What's on at the Tropic
by Phil Mann
Okay, sport fans, your time has come. For the first time in living memory, the Tropic is opening two new sports movies in one week. Awesome. Suit up and leave the sports bars behind, I'd say. These are both football movies, America's favorite!
Except, darn it, we're talking about armor-less football --rugby and soccer , so you'll have to expand your horizons somewhat. But the timeless, sport-transcending subjects remain the same.
INVICTUS is the latest from that most American of directors, Clint Eastwood, but the setting is South Africa in 1995, just as Nelson Mandela (Morgan Freeman) is elected as the first President in the now apartheid-free country. Looking for a healing symbol that might unite the nation, he seizes on the Springboks, the national rugby team beloved by whites and despised by blacks when it was a symbol of white supremacy.

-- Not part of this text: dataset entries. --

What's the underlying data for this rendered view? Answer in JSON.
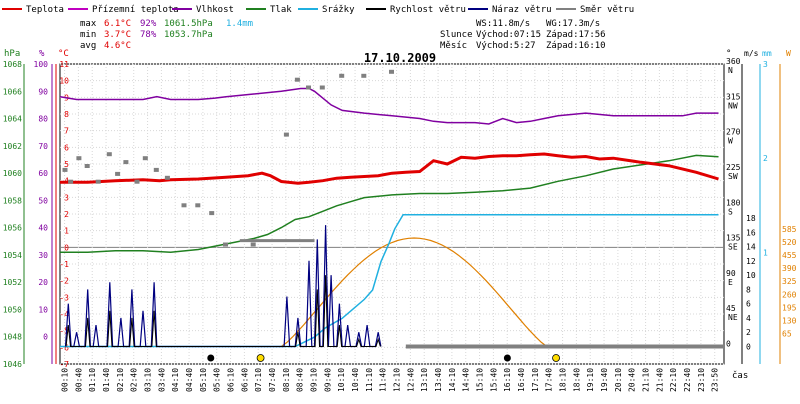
{
  "chart_data": {
    "type": "line",
    "title": "17.10.2009",
    "legend": [
      {
        "label": "Teplota",
        "color": "#e00000"
      },
      {
        "label": "Přízemní teplota",
        "color": "#c000c0"
      },
      {
        "label": "Vlhkost",
        "color": "#8000a0"
      },
      {
        "label": "Tlak",
        "color": "#208020"
      },
      {
        "label": "Srážky",
        "color": "#20b0e0"
      },
      {
        "label": "Rychlost větru",
        "color": "#000000"
      },
      {
        "label": "Náraz větru",
        "color": "#000080"
      },
      {
        "label": "Směr větru",
        "color": "#808080"
      }
    ],
    "stats": {
      "max": {
        "label": "max",
        "temp": "6.1°C",
        "hum": "92%",
        "press": "1061.5hPa",
        "rain": "1.4mm"
      },
      "min": {
        "label": "min",
        "temp": "3.7°C",
        "hum": "78%",
        "press": "1053.7hPa"
      },
      "avg": {
        "label": "avg",
        "temp": "4.6°C"
      }
    },
    "wind_info": {
      "ws": "WS:11.8m/s",
      "wg": "WG:17.3m/s"
    },
    "sun": {
      "label": "Slunce",
      "rise": "Východ:07:15",
      "set": "Západ:17:56"
    },
    "moon": {
      "label": "Měsíc",
      "rise": "Východ:5:27",
      "set": "Západ:16:10"
    },
    "axes": {
      "hpa": {
        "unit": "hPa",
        "ticks": [
          "1068",
          "1066",
          "1064",
          "1062",
          "1060",
          "1058",
          "1056",
          "1054",
          "1052",
          "1050",
          "1048",
          "1046"
        ]
      },
      "pct": {
        "unit": "%",
        "ticks": [
          "100",
          "90",
          "80",
          "70",
          "60",
          "50",
          "40",
          "30",
          "20",
          "10",
          "0"
        ]
      },
      "temp": {
        "unit": "°C",
        "ticks": [
          "11",
          "10",
          "9",
          "8",
          "7",
          "6",
          "5",
          "4",
          "3",
          "2",
          "1",
          "0",
          "-1",
          "-2",
          "-3",
          "-4",
          "-5",
          "-6",
          "-7"
        ]
      },
      "dir": {
        "unit": "°",
        "ticks": [
          {
            "deg": "360",
            "lbl": "N"
          },
          {
            "deg": "315",
            "lbl": "NW"
          },
          {
            "deg": "270",
            "lbl": "W"
          },
          {
            "deg": "225",
            "lbl": "SW"
          },
          {
            "deg": "180",
            "lbl": "S"
          },
          {
            "deg": "135",
            "lbl": "SE"
          },
          {
            "deg": "90",
            "lbl": "E"
          },
          {
            "deg": "45",
            "lbl": "NE"
          },
          {
            "deg": "0",
            "lbl": ""
          }
        ]
      },
      "ms": {
        "unit": "m/s",
        "ticks": [
          "18",
          "16",
          "14",
          "12",
          "10",
          "8",
          "6",
          "4",
          "2",
          "0"
        ]
      },
      "mm": {
        "unit": "mm",
        "ticks": [
          "3",
          "2",
          "1"
        ]
      },
      "wm2": {
        "unit": "W",
        "ticks": [
          "585",
          "520",
          "455",
          "390",
          "325",
          "260",
          "195",
          "130",
          "65"
        ]
      },
      "x": {
        "unit": "čas",
        "ticks": [
          "00:10",
          "00:40",
          "01:10",
          "01:40",
          "02:10",
          "02:40",
          "03:10",
          "03:40",
          "04:10",
          "04:40",
          "05:10",
          "05:40",
          "06:10",
          "06:40",
          "07:10",
          "07:40",
          "08:10",
          "08:40",
          "09:10",
          "09:40",
          "10:10",
          "10:40",
          "11:10",
          "11:40",
          "12:10",
          "12:40",
          "13:10",
          "13:40",
          "14:10",
          "14:40",
          "15:10",
          "15:40",
          "16:10",
          "16:40",
          "17:10",
          "17:40",
          "18:10",
          "18:40",
          "19:10",
          "19:40",
          "20:10",
          "20:40",
          "21:10",
          "21:40",
          "22:10",
          "22:40",
          "23:10",
          "23:50"
        ]
      }
    },
    "series": [
      {
        "name": "Teplota",
        "unit": "°C",
        "x": [
          0,
          1,
          1.5,
          2,
          3,
          3.6,
          4,
          5,
          6,
          6.8,
          7.3,
          7.6,
          8,
          8.6,
          9,
          9.5,
          10,
          10.5,
          11,
          11.5,
          12,
          12.5,
          13,
          13.5,
          14,
          14.5,
          15,
          15.5,
          16,
          16.5,
          17,
          17.5,
          18,
          18.5,
          19,
          19.5,
          20,
          21,
          22,
          23,
          23.8
        ],
        "y": [
          3.9,
          3.9,
          3.95,
          4.0,
          4.05,
          4.0,
          4.05,
          4.1,
          4.2,
          4.3,
          4.45,
          4.3,
          3.95,
          3.85,
          3.9,
          4.0,
          4.15,
          4.2,
          4.25,
          4.3,
          4.45,
          4.5,
          4.55,
          5.2,
          5.0,
          5.4,
          5.35,
          5.45,
          5.5,
          5.5,
          5.55,
          5.6,
          5.5,
          5.4,
          5.45,
          5.3,
          5.35,
          5.1,
          4.9,
          4.5,
          4.1
        ]
      }
    ]
  }
}
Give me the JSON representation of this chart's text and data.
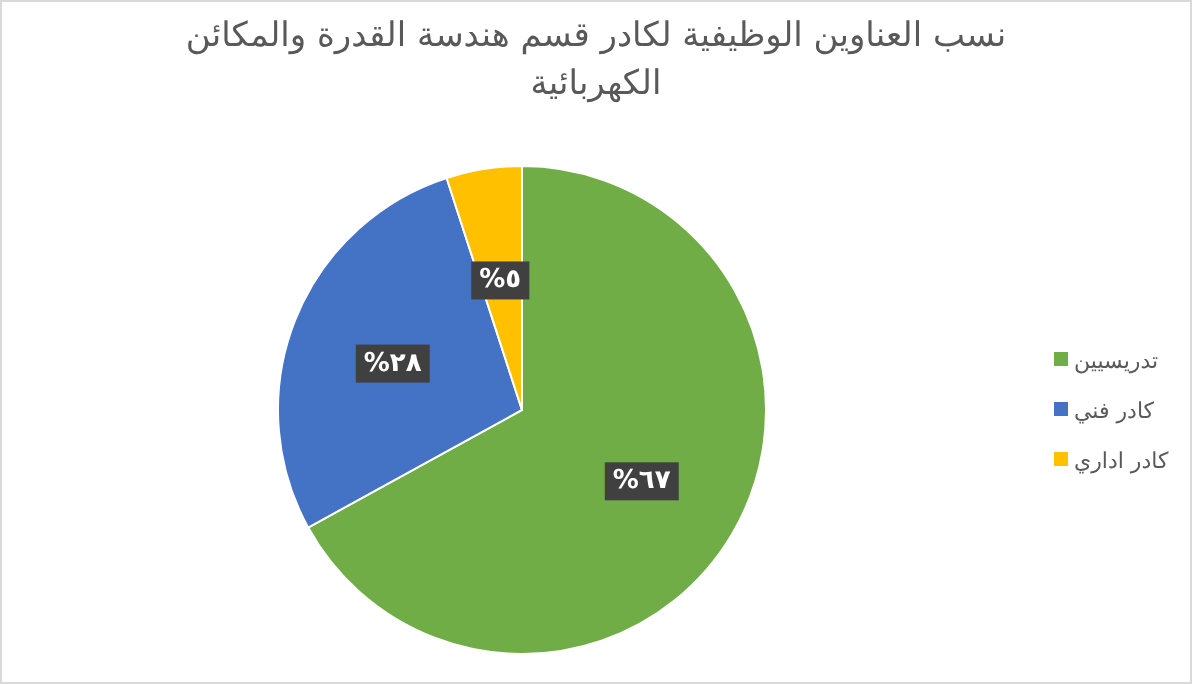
{
  "chart_data": {
    "type": "pie",
    "title": "نسب العناوين الوظيفية لكادر قسم هندسة القدرة والمكائن الكهربائية",
    "categories": [
      "تدريسيين",
      "كادر فني",
      "كادر اداري"
    ],
    "values": [
      67,
      28,
      5
    ],
    "colors": [
      "#70ad47",
      "#4472c4",
      "#ffc000"
    ],
    "value_labels": [
      "٦٧%",
      "٢٨%",
      "٥%"
    ],
    "legend": "right"
  }
}
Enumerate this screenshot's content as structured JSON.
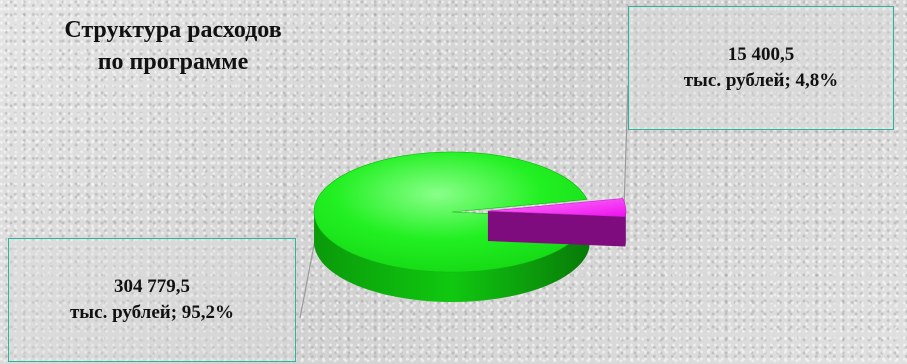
{
  "chart_data": {
    "type": "pie",
    "title_lines": [
      "Структура расходов",
      "по программе"
    ],
    "slices": [
      {
        "value": 304779.5,
        "percent": 95.2,
        "label_lines": [
          "304 779,5",
          "тыс. рублей; 95,2%"
        ],
        "color": "#11ee11"
      },
      {
        "value": 15400.5,
        "percent": 4.8,
        "label_lines": [
          "15 400,5",
          "тыс. рублей; 4,8%"
        ],
        "color": "#ff11ff"
      }
    ],
    "legend": "none",
    "style": "3d-exploded"
  }
}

But if he can make it a symbol of triumphant unity.....
The key is the Afrikaner team captain Francois Pienaar (Matt Damon). He must be converted to the cause, and, more difficult, to make it work against the hated, and usually victorious, New Zealand squad, for the World Cup. It's a down-under donnybrook, with the spirit of a new nation hanging in the balance.
It's all a true story. When I told a local South African friend the movie was coming, he went teary, telling how he had sat rapt at the TV as the final match unfolded.

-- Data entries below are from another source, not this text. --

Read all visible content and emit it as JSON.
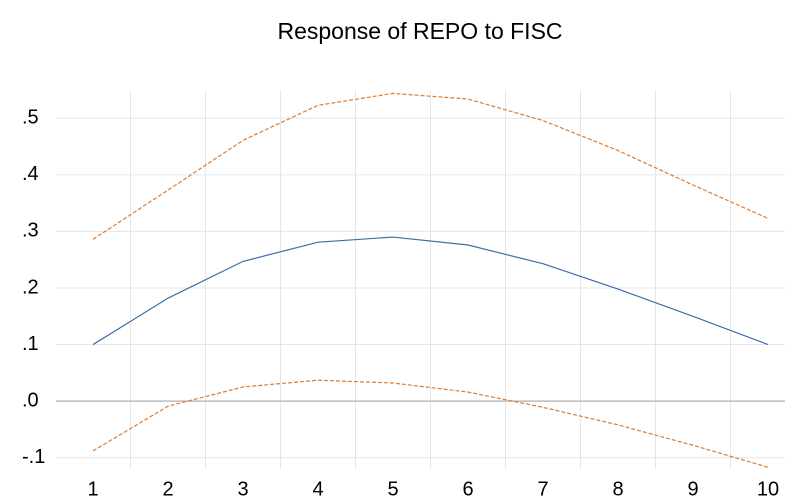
{
  "chart_data": {
    "type": "line",
    "title": "Response of REPO to FISC",
    "categories": [
      "1",
      "2",
      "3",
      "4",
      "5",
      "6",
      "7",
      "8",
      "9",
      "10"
    ],
    "series": [
      {
        "color": "#e07b2c",
        "dashed": true,
        "values": [
          0.286,
          0.373,
          0.461,
          0.523,
          0.544,
          0.534,
          0.496,
          0.443,
          0.382,
          0.323
        ]
      },
      {
        "color": "#3b6ea8",
        "dashed": false,
        "values": [
          0.1,
          0.182,
          0.247,
          0.281,
          0.29,
          0.276,
          0.243,
          0.198,
          0.15,
          0.1
        ]
      },
      {
        "color": "#e07b2c",
        "dashed": true,
        "values": [
          -0.088,
          -0.009,
          0.025,
          0.037,
          0.032,
          0.016,
          -0.011,
          -0.042,
          -0.078,
          -0.117
        ]
      }
    ],
    "ylim": [
      -0.12,
      0.55
    ],
    "yticks": [
      {
        "value": -0.1,
        "label": "-.1"
      },
      {
        "value": 0,
        "label": ".0"
      },
      {
        "value": 0.1,
        "label": ".1"
      },
      {
        "value": 0.2,
        "label": ".2"
      },
      {
        "value": 0.3,
        "label": ".3"
      },
      {
        "value": 0.4,
        "label": ".4"
      },
      {
        "value": 0.5,
        "label": ".5"
      }
    ],
    "grid": true
  }
}
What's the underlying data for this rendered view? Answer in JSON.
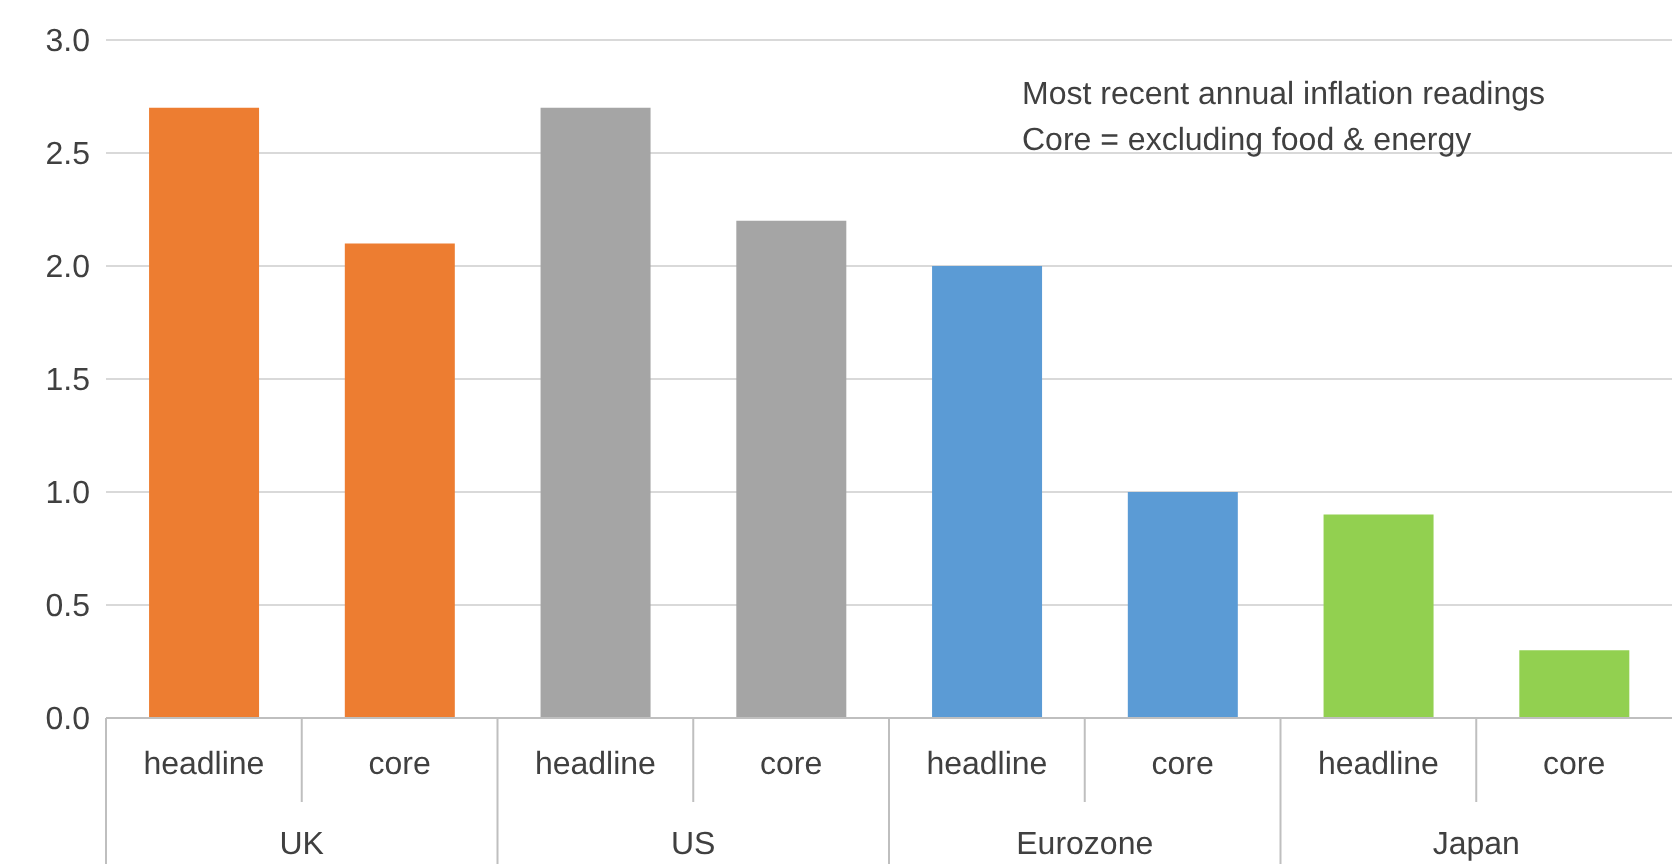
{
  "chart_data": {
    "type": "bar",
    "categories": [
      "headline",
      "core",
      "headline",
      "core",
      "headline",
      "core",
      "headline",
      "core"
    ],
    "values": [
      2.7,
      2.1,
      2.7,
      2.2,
      2.0,
      1.0,
      0.9,
      0.3
    ],
    "colors": [
      "#ed7d31",
      "#ed7d31",
      "#a5a5a5",
      "#a5a5a5",
      "#5b9bd5",
      "#5b9bd5",
      "#92d050",
      "#92d050"
    ],
    "ylim": [
      0,
      3
    ],
    "yticks": [
      {
        "value": 0,
        "label": "0.0"
      },
      {
        "value": 0.5,
        "label": "0.5"
      },
      {
        "value": 1,
        "label": "1.0"
      },
      {
        "value": 1.5,
        "label": "1.5"
      },
      {
        "value": 2,
        "label": "2.0"
      },
      {
        "value": 2.5,
        "label": "2.5"
      },
      {
        "value": 3,
        "label": "3.0"
      }
    ],
    "grid": "y",
    "annotations": [
      "Most recent annual inflation readings",
      "Core = excluding food & energy",
      "UK",
      "US",
      "Eurozone",
      "Japan"
    ]
  }
}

Did I say "irresistible?" You don't have to be South African to be captivated.
THE DAMNED UNITED is not so uplifting. Another true story, this one based on the legendary downfall of a storied soccer manager. When Brian Clough (Michael Sheen) moved up from successfully manging a minor league team to the same job at top level United Leeds, he went from being a victorious leader to being a one man wrecking crew. His brief tenure at United is still infamously known to UK fans as "the 44-days."
Sheen, whose last two roles have been as the TV interviewer David Frost (Frost/Nixon) and Prime Minister Tony Blair (The Queen) again manages to marvelously inhabit his role.

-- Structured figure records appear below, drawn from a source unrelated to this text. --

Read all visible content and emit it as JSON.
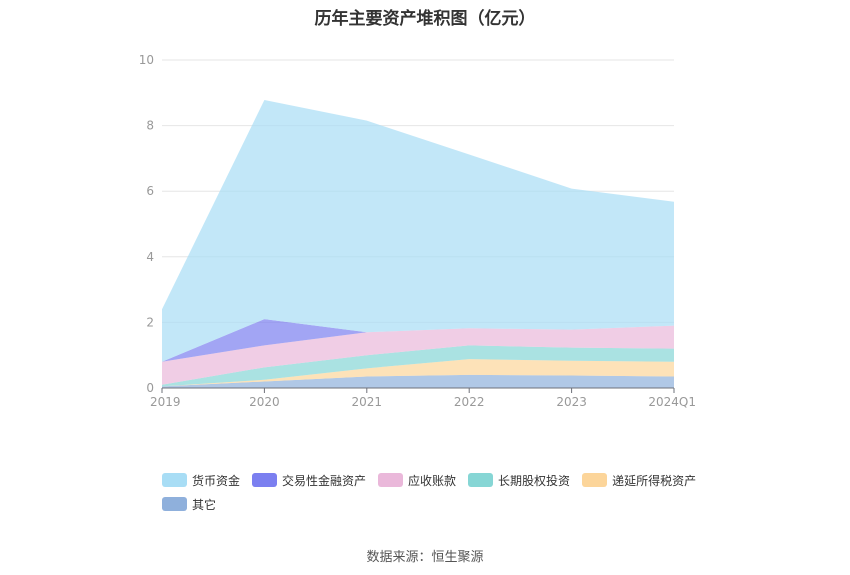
{
  "chart_data": {
    "type": "area",
    "stacked": true,
    "title": "历年主要资产堆积图（亿元）",
    "categories": [
      "2019",
      "2020",
      "2021",
      "2022",
      "2023",
      "2024Q1"
    ],
    "ylim": [
      0,
      10
    ],
    "yticks": [
      0,
      2,
      4,
      6,
      8,
      10
    ],
    "grid": true,
    "legend_position": "bottom",
    "series": [
      {
        "name": "其它",
        "color": "#8fb0dc",
        "values": [
          0.05,
          0.2,
          0.35,
          0.4,
          0.38,
          0.35
        ]
      },
      {
        "name": "递延所得税资产",
        "color": "#fcd59a",
        "values": [
          0.0,
          0.05,
          0.25,
          0.48,
          0.45,
          0.45
        ]
      },
      {
        "name": "长期股权投资",
        "color": "#86d6d5",
        "values": [
          0.05,
          0.38,
          0.4,
          0.42,
          0.4,
          0.4
        ]
      },
      {
        "name": "应收账款",
        "color": "#eab8da",
        "values": [
          0.7,
          0.67,
          0.7,
          0.52,
          0.55,
          0.7
        ]
      },
      {
        "name": "交易性金融资产",
        "color": "#7b7ff0",
        "values": [
          0.0,
          0.8,
          0.0,
          0.0,
          0.0,
          0.0
        ]
      },
      {
        "name": "货币资金",
        "color": "#a8ddf5",
        "values": [
          1.6,
          6.68,
          6.45,
          5.3,
          4.3,
          3.78
        ]
      }
    ]
  },
  "legend_items": [
    {
      "name": "货币资金",
      "color": "#a8ddf5"
    },
    {
      "name": "交易性金融资产",
      "color": "#7b7ff0"
    },
    {
      "name": "应收账款",
      "color": "#eab8da"
    },
    {
      "name": "长期股权投资",
      "color": "#86d6d5"
    },
    {
      "name": "递延所得税资产",
      "color": "#fcd59a"
    },
    {
      "name": "其它",
      "color": "#8fb0dc"
    }
  ],
  "source": "数据来源：恒生聚源"
}
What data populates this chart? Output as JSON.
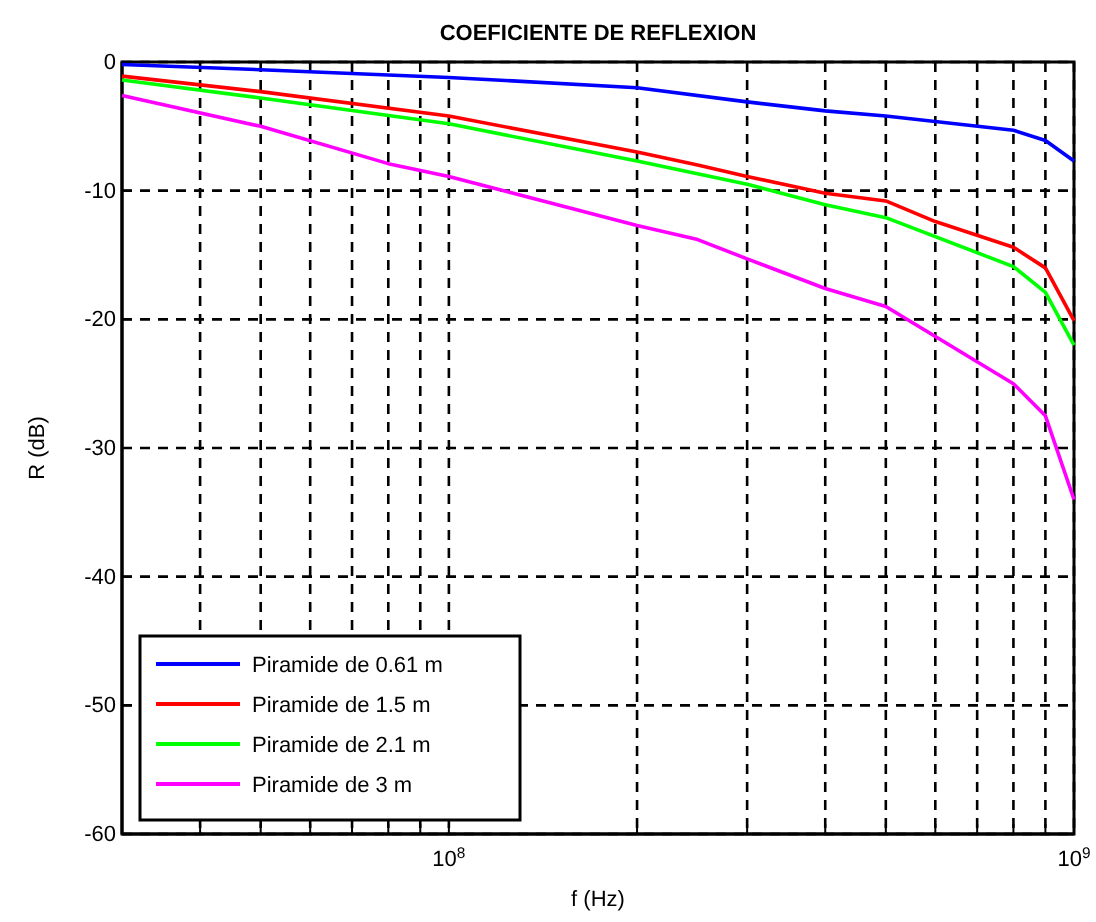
{
  "chart_data": {
    "type": "line",
    "title": "COEFICIENTE DE REFLEXION",
    "xlabel": "f (Hz)",
    "ylabel": "R (dB)",
    "log": "x",
    "xlim": [
      30000000,
      1000000000
    ],
    "ylim": [
      -60,
      0
    ],
    "xticks": [
      {
        "value": 40000000,
        "label": null
      },
      {
        "value": 50000000,
        "label": null
      },
      {
        "value": 60000000,
        "label": null
      },
      {
        "value": 70000000,
        "label": null
      },
      {
        "value": 80000000,
        "label": null
      },
      {
        "value": 90000000,
        "label": null
      },
      {
        "value": 100000000,
        "label": "10$^{8}$"
      },
      {
        "value": 200000000,
        "label": null
      },
      {
        "value": 300000000,
        "label": null
      },
      {
        "value": 400000000,
        "label": null
      },
      {
        "value": 500000000,
        "label": null
      },
      {
        "value": 600000000,
        "label": null
      },
      {
        "value": 700000000,
        "label": null
      },
      {
        "value": 800000000,
        "label": null
      },
      {
        "value": 900000000,
        "label": null
      },
      {
        "value": 1000000000,
        "label": "10$^{9}$"
      }
    ],
    "yticks": [
      0,
      -10,
      -20,
      -30,
      -40,
      -50,
      -60
    ],
    "grid": true,
    "legend": "bottom left",
    "line_style": "solid",
    "marker": "none",
    "series": [
      {
        "name": "Piramide de 0.61 m",
        "color": "#0000ff",
        "x": [
          30000000,
          50000000,
          100000000,
          200000000,
          300000000,
          400000000,
          500000000,
          800000000,
          900000000,
          1000000000
        ],
        "values": [
          -0.2,
          -0.6,
          -1.2,
          -2,
          -3.1,
          -3.8,
          -4.2,
          -5.3,
          -6.1,
          -7.7
        ]
      },
      {
        "name": "Piramide de 1.5 m",
        "color": "#ff0000",
        "x": [
          30000000,
          50000000,
          100000000,
          200000000,
          250000000,
          300000000,
          400000000,
          500000000,
          600000000,
          800000000,
          900000000,
          1000000000
        ],
        "values": [
          -1.1,
          -2.3,
          -4.2,
          -7,
          -8,
          -8.9,
          -10.2,
          -10.8,
          -12.4,
          -14.4,
          -16,
          -20.1
        ]
      },
      {
        "name": "Piramide de 2.1 m",
        "color": "#00ff00",
        "x": [
          30000000,
          50000000,
          100000000,
          200000000,
          300000000,
          400000000,
          500000000,
          800000000,
          900000000,
          1000000000
        ],
        "values": [
          -1.4,
          -2.8,
          -4.8,
          -7.7,
          -9.5,
          -11.1,
          -12.1,
          -15.9,
          -17.9,
          -22
        ]
      },
      {
        "name": "Piramide de 3 m",
        "color": "#ff00ff",
        "x": [
          30000000,
          50000000,
          80000000,
          100000000,
          200000000,
          250000000,
          300000000,
          400000000,
          500000000,
          800000000,
          900000000,
          1000000000
        ],
        "values": [
          -2.6,
          -5,
          -7.9,
          -8.9,
          -12.7,
          -13.8,
          -15.3,
          -17.6,
          -19,
          -25,
          -27.5,
          -34
        ]
      }
    ]
  }
}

Don't worry that the movie's sport is soccer, says Salon.com, "If you simply start watching it without prejudice you'll have a ridiculously good time."
35 SHOTS OF RUM has nothing to do with sport. Rather it is one of those small gems that can make French films such treasures. From director Claire Denis (Chocolat), it's the story of Lionel, a French-African metro train driver and his college-student daughter Josephine, who share an apartment. The movie takes us into a world of middle class housing and life that is worlds apart from the elegance that so often dominates French filmmaking.
Lionel and Josephine lead a comfortable middle-class existence, but life is not simple, as each attempts to develop a relationship outside the home, leading to tension within. The pacing is French, but this is a film to savor, with fully-developed, fascinating characters.You'll be sorry to see them fade away just because the movie is over.
Rounding out the feature film program are continuing runs of the DiNiro vehicle EVERYBODY'S FINE, and the incredibly popular PIRATE RADIO, going into its fourth rocking week.
And there are three Christmas treats to celebrate the season.
-- Each afternoon all week long, there's a special matinee of Disney's new animated A CHRISTMAS CAROL.
-- On Sunday only, at 1:00pm, you can catch an encore performance of the classic NUTCRACKER performed at the Mariinsky Theater in Russia.
-- On Monday evening, the weekly classic movie is the romantic comedy CHRISTMAS IN CONNECTICUT (1945) starring Barbara Stanwyck and Sydney Greenstreet.
Fa, la, la, and get ready for Fantastic Mr. Fox and Precious, both coming for the holiday season.